I just bought my first Contender pistol last week and I tried shooting factory ammo thru it and it was all over the place.
I couldn't shoot a 5 shot group better than a 3 inch circle at 25 yards. Some of that might be because I've never had 
experience with a pistol, but by the end of a box I felt pretty comfortable that I was on target with my shots.

I have an original Contender with a 10 inch octogon barrel. It has a 2x7-28 bsa scope. I really like the feel of the gun. 
If you have any good hand loads or advice on factory ammo that performs well in a 10 inch barrel it will be greatly appreciated.


----------



## SDHandgunner (Jun 22, 2004)

I have no experience with a 10" .222 Remington but I have struggled with a few 10" .223 Remington Contender Handguns over the years.

The best shooting loads I came up with for my 10" .223 Remington Contenders used 40gr.

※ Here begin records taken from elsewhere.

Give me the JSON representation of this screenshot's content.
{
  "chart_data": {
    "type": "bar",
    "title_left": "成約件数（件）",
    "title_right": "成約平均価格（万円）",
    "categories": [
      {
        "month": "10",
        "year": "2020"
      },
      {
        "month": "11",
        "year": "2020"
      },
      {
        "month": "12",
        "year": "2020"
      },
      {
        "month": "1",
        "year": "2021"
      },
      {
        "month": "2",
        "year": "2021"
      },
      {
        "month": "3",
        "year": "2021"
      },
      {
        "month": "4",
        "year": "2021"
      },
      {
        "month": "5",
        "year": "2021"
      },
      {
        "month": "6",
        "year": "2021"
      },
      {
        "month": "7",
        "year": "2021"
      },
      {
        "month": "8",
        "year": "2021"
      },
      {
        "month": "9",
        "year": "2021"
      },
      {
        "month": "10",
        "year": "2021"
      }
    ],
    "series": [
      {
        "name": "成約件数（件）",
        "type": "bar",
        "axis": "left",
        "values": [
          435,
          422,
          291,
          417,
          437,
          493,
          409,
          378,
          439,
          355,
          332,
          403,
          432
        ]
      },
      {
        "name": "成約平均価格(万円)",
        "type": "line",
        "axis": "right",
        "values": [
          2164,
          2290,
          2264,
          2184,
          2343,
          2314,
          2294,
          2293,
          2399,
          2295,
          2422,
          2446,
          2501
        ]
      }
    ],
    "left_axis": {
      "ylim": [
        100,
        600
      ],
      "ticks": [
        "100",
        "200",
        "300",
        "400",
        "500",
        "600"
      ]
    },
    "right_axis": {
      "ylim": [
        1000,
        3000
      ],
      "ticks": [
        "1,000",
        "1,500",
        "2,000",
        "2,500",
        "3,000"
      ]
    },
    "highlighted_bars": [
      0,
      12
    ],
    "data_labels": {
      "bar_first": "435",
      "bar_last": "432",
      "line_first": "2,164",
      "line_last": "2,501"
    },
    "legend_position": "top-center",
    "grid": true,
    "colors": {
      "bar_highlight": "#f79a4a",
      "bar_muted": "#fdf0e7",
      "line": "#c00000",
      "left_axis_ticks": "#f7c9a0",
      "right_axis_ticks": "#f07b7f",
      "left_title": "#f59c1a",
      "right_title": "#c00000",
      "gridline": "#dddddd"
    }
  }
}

Nosler Ballistic Tip Bullets loaded with IMR-4198 Powder. All other powders produced sub par accuracy and velocity, and created huge fireballs. Once I found the right combination for my 10" .223 Remington Contender Handgun(s) I could print 1" to 1 1/2" 5 shot groups at 100 yards.

At 25 yards you may also be experiencing Parallax in your Scope. This seems to be more critical with Handgun Scopes than it does with Rifle Scopes since there is no buttstock to guide your eye placement behind the scope. WIth your target at 25 yards set your Contender Handgun on a rest so the gun doesn't move. Then move you eye up and down, and back and forth behind the eye piece of the scope. You are going to more than likely notice that as you eye moves away from center the crosshairs move on the target.

Larry


----------



## guthy_15 (Jul 30, 2010)

Thanks SD I'll use that advice this weekend.


----------



## SDHandgunner (Jun 22, 2004)

You're very welcome. I have mainly shot Super 14 Contender Handguns over the years but have had my go round with 10" Bull Barrels also. It is hard to believe what a difference that 4" of barrel can do.

I am currently shooting a Stainless-Steel Super 14 .223 Contender Handgun with a 3x12x Burris LER Handgun Scope on it. I am shooting 55gr. Nosler Ballistic Tip Handloads loaded with H-4895 to a muzzle velocity of 2840 FPS with great accuracy. The main reason I went with the 55's in this 14" .223 is that is the same load that shoots so well in my 16" Bushmaster AR. I was just glad it shoots good in the Contender also.

Please keep my posted and if you need anything just give me a shout.

Larry


----------



## guthy_15 (Jul 30, 2010)

I plan on getting a couple more barrels. One 7-30 waters and another smaller caliber.
As usual its always a never ending project!


----------